You know the sport has a problem when Roger Federer publicly demands to be tested more often: "I'm always surprised when I win a tournament, I walk off the court and it's, like, where's the doping guy? Players need to feel they are going to be tested often." Or when it turns out that Martin Cilic, the 2014 grand-slam winner, failed a drug test in 2013 but that the result was not made public at the time.

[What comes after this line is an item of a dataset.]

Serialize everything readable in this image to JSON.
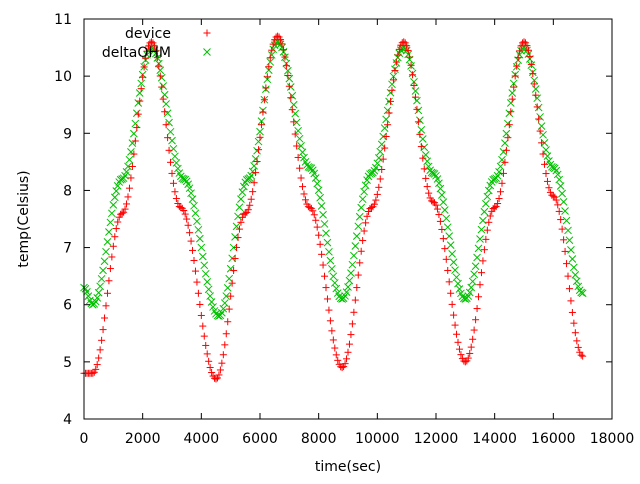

Bizarrely, in 2009 the French player Richard Gasquet was given a provisional one-year ban for testing positive for cocaine. He was cleared when he told authorities that it must have entered his system after he kissed a girl in a nightclub.

Not contesting

Sharapova will shortly face a tribunal to learn her punishment. She is not contesting that she tested positive for the now banned medication Meldonium, and the consensus among experts is that she will not face the standard two- or four-year ban that athletes routinely receive for failing a drug test.

The feeling in the Sharapova camp is that a ban of a year or less is “achievable” if the player can show she had no intention of cheating. There is also the possibility that Sharapova can produce a retroactive therapeutic-use exemption, which would state that she is allowed take a banned substance for clear medical reasons. In that case the charge would be dropped completely.

It is perhaps worth noting that Maria Sharapova has one of the best three-set records in the history of tennis. When it goes to a decider she usually wins.